The matter-of-fact critics who cursed Fet because he did not describe the sufferings of the Russian peasant in blunt manly measures, those critics were particularly maddened by Fet’s verse slipping as it were between their fingers, verse which became intangible when placed in a coarse medium of their own world, for in their world mental curves were as illegal as the roundness of the world was in the days of the flat-footed logicians who were firmly planted on a flat beach, where every grain of sand voiced, unheeded, the claim of its circular shape.  A poem by Fet seemed to them meaningless, because for them the meaning of things was limited by the square angles of their immediate use – city squares where crowds gather with square flags, square shoes, square prison cells, square tombstones.  But Fet looped his loop and was suddenly somewhere in the Milky Way just when he was expected to come home with some reasonable explanation of his behavior.

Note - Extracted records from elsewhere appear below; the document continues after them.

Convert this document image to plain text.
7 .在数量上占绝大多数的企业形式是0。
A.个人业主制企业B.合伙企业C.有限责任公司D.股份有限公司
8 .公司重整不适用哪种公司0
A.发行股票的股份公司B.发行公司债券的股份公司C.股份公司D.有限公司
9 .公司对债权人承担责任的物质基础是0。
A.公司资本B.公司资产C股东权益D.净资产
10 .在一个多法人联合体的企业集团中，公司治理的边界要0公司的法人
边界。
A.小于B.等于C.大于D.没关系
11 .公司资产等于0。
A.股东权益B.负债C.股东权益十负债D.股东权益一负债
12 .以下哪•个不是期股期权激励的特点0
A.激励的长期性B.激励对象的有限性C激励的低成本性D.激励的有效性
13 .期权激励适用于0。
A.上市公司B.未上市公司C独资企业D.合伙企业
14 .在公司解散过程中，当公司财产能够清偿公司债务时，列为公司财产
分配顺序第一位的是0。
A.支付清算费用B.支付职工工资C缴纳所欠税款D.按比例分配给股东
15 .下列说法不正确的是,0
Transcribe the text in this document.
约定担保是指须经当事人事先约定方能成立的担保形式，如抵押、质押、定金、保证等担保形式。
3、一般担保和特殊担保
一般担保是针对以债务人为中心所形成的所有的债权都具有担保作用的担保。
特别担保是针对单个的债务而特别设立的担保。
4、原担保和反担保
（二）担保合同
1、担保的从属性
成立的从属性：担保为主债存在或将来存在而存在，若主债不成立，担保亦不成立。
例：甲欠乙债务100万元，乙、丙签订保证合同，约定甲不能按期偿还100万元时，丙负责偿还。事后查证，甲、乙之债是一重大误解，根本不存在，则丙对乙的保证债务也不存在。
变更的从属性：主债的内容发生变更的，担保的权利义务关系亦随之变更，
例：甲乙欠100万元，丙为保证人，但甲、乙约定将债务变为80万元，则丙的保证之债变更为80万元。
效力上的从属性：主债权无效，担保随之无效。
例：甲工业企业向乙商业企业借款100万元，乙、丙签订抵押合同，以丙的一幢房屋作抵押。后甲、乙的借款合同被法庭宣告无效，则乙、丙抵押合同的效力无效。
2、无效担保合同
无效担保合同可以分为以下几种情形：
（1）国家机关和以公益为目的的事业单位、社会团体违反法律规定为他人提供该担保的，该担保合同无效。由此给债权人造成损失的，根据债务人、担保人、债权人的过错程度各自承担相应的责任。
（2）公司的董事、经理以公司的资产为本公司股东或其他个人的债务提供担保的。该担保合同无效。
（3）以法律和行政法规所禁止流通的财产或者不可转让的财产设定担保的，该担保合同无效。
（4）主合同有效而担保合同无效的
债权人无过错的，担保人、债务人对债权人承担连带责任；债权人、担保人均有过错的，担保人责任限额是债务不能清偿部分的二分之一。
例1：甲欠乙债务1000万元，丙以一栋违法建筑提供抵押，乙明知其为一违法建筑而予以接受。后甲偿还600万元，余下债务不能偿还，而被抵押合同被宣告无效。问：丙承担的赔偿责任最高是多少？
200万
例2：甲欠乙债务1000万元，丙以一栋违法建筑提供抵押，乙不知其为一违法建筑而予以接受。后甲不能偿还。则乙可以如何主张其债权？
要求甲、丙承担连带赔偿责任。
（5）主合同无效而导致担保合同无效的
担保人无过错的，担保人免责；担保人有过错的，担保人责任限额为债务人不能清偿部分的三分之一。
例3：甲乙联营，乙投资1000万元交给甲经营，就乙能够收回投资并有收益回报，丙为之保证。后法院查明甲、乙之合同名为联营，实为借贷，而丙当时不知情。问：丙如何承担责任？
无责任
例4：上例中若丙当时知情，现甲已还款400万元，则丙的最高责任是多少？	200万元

Among much else I was struck by how pertinent these seemed, written ninety and seventy years ago – about things written a hundred twenty and a hundred thirty years ago.  But so are Shakespeare and Lady Murasaki. They are also of course impertinent.

Do Shaw and Nabokov contradict each other?  Very well then they contradict each other.  They are large, they contain multitudes.

One thought on “Is You Is or Is You Ain’t My Baby?

  1. A collection of Shaw’s introductions would probably find a place on my shelves, even though I have most of the plays they are with. When the time comes to purge my collection, though, the things of his that will stay longest will be his music criticism (much of it written under a pseudonym). Wonderful stuff, and a model of its type.